Lead Check Swabs Package

  • 3M LeadCheck test kit with instructions
  • Disposable non-latex gloves
  • Disposable shoe covers
  • Duct tape
  • Garbage bag
  • Plastic drop cloth
  • Testing surface
  • Utility knife
  • Verification card
  • Wet wipes

Using a recognized test kit

Step 1: Read the manufacturer’s instructions. This is the most important step. Each test kit varies regarding the procedures for the most accurate results. The instructions also give you information regarding which substrates can be tested. Here we will be demonstrating the LeadCheck swabs and following the instructions they provide.

Step 2: You may want to secure a drop cloth. This can be put into place to catch any debris that may come loose during testing.

Step 3: Put on your personal protective equipment, including disposable non-latex gloves, shoe covers, and optional eye protection.

Step 4: Prep your surface. Cleaning the surface with a wet wipe will ensure accurate results without a bias from possible lead dust that has gathered on the surface.

Step 5: As per the manufacturer’s instructions, cut a quarter-inch notch with diagonal exposure through all painted layers down to the bare surface.

Step 6: Activate your LeadCheck swab. Within the tube is a liquid and a powder; crushing each end of the tube and shaking will allow these to mix.

Step 7: Squeeze the liquid out of the applicator onto the notch that you cut into the painted component and rub the exposed cross section for 30 seconds. If any of the painted layers contain lead, a positive result will occur and the swab or the surface will turn pink or red.

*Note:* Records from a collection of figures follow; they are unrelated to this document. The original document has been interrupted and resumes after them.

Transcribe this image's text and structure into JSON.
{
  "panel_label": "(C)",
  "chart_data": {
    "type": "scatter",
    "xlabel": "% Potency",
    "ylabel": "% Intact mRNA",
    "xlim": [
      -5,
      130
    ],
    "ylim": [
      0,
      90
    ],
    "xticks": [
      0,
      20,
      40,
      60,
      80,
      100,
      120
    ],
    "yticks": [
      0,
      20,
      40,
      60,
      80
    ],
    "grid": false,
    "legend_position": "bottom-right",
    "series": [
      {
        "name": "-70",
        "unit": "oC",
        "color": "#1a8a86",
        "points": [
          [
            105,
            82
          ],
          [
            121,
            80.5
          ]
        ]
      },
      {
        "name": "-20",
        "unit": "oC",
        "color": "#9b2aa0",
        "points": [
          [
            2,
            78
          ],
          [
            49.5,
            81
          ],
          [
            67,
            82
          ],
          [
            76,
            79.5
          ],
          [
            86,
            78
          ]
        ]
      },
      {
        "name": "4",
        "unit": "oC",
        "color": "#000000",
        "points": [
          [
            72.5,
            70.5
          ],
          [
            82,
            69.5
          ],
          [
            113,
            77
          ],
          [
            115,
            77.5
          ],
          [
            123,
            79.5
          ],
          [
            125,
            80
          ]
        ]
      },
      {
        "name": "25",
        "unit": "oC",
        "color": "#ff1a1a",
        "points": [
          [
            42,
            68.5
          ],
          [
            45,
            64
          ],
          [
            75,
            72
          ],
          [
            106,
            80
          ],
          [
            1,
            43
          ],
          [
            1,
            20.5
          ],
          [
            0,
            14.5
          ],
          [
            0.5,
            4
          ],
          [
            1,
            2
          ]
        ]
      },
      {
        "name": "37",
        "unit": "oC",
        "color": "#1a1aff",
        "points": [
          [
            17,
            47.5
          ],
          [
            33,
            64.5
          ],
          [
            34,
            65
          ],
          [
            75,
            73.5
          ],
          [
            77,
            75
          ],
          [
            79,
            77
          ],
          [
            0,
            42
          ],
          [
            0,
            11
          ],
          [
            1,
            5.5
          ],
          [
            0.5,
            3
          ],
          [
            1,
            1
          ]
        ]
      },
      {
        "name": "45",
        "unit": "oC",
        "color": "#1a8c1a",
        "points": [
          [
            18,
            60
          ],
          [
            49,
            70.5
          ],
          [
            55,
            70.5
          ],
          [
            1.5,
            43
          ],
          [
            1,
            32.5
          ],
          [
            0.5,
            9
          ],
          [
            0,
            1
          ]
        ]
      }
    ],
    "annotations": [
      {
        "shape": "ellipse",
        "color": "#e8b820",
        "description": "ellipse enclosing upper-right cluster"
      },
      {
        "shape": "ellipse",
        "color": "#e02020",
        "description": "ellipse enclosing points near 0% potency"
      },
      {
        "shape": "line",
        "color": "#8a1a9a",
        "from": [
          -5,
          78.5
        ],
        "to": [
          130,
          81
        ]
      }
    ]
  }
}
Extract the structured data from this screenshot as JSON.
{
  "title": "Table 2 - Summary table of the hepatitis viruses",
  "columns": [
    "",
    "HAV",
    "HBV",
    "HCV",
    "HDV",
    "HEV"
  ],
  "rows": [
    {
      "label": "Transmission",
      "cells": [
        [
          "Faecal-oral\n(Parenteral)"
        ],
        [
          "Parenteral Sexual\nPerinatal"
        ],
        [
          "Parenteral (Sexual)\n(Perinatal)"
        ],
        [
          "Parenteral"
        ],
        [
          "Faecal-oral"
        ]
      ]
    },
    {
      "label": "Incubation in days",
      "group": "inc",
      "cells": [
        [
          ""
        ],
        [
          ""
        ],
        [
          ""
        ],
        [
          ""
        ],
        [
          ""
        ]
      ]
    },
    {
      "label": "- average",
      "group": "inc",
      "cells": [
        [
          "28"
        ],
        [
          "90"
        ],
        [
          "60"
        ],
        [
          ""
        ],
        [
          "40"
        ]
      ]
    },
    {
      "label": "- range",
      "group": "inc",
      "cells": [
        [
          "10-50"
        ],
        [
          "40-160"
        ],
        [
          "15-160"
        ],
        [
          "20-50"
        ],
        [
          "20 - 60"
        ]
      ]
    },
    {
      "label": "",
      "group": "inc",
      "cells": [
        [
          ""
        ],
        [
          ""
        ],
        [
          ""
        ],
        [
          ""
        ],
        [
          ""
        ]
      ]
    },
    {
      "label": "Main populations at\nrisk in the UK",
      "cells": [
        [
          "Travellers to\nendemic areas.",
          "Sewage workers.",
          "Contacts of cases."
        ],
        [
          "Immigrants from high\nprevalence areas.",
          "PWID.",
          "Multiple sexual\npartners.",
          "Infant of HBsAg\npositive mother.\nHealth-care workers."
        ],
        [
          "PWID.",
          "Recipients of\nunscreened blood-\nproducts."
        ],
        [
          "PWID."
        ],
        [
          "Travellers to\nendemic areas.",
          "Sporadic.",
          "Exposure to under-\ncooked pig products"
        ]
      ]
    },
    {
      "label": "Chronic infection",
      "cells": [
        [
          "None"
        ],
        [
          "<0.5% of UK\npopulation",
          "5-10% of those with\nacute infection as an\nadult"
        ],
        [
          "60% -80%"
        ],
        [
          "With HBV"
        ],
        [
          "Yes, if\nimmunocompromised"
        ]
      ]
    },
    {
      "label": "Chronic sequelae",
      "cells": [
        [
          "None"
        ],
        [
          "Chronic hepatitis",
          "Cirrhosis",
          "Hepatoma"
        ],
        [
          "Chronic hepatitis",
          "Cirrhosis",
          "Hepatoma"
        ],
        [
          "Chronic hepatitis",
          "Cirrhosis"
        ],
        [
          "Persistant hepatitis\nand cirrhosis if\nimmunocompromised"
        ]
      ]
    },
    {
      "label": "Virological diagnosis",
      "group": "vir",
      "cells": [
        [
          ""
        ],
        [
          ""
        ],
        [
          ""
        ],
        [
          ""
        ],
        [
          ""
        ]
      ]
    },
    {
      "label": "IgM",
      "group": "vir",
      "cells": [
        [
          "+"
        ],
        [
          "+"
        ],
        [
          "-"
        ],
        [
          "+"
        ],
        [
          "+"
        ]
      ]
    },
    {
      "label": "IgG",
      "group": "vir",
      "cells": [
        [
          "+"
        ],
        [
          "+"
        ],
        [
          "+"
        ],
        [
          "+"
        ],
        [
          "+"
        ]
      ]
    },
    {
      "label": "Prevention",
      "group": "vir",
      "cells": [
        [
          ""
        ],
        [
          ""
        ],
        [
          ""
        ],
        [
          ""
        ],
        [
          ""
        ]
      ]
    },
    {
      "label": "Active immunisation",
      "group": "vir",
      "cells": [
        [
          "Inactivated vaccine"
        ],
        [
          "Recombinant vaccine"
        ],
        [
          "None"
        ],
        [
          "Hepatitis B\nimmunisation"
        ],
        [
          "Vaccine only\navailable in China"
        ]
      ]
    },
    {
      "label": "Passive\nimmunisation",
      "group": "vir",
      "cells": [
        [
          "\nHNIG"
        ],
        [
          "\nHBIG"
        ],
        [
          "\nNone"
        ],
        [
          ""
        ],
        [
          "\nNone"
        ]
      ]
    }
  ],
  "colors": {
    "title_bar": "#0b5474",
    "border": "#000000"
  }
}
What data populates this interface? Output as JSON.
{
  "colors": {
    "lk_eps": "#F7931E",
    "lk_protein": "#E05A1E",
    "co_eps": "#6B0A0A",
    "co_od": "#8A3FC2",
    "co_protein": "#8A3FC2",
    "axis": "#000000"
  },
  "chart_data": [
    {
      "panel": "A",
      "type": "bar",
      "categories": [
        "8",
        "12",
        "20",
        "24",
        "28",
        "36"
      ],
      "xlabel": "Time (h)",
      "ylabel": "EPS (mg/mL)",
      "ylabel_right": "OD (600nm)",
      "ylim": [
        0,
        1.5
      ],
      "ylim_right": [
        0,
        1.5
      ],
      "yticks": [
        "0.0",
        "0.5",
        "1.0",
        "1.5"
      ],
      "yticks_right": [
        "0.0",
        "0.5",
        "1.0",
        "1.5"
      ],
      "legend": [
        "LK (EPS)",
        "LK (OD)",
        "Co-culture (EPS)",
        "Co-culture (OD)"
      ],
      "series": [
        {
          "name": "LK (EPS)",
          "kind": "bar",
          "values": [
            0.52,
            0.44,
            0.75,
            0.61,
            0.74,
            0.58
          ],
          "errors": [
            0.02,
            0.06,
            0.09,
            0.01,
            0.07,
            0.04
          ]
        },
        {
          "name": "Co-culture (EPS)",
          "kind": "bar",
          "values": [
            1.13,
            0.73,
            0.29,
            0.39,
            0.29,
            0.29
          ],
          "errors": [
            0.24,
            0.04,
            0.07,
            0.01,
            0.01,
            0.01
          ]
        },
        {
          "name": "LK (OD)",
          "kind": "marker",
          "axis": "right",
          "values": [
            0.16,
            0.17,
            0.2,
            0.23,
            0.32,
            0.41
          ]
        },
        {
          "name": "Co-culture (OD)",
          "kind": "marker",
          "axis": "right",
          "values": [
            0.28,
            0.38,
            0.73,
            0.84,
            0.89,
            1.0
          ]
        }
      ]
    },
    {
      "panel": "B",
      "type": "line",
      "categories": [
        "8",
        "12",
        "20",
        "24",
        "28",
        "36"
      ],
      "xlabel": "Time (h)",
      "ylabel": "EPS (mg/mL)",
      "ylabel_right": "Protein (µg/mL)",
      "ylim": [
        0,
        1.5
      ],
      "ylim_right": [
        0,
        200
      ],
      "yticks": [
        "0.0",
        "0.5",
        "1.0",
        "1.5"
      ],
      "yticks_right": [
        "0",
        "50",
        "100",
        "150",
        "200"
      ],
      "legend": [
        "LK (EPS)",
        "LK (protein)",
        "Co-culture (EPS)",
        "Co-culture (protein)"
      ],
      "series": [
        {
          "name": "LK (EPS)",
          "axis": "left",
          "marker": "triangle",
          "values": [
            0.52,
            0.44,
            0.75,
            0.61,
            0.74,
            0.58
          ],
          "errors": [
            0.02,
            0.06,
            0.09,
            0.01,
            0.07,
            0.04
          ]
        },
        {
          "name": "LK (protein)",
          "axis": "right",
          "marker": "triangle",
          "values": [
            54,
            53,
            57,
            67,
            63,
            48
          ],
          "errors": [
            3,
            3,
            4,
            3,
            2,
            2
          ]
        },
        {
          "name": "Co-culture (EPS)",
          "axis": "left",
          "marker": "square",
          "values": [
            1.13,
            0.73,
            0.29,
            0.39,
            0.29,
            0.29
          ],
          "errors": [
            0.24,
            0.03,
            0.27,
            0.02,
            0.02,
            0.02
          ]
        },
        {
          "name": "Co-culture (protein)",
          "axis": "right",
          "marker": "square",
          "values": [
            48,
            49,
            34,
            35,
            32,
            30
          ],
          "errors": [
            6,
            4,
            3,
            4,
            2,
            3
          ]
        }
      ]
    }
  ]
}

You must use one swab for every testing surface.

Step 8: You can confirm your results with the verification card provided by the manufacturer. If your testing surface yields a negative result, you must use your verification card to prove that the kit was working correctly. There is lead on the card and thus it should yield a positive result.

Step 9: Cleaning up the testing site consists of using a wet wipe to clean any remaining residue off the testing surface and cleaning the cutting tool used to match the notch.

Step 10: At this point, you can remove your personal protective equipment and take up the drop cloth. First, remove your boot covers while stepping off the plastic. HEPA vacuum and then mist the plastic with water, fold the dirty side in and dispose of your drop cloth in the waste bag.

Removing PPE

Now you can remove your non-latex gloves. The proper method is to remove the first glove inside out, hold it in the palm of the remaining glove, then turn the remaining glove inside out while removing it, as well.

Last, remove your safety glasses and then wash your hands and face with a wet wipe.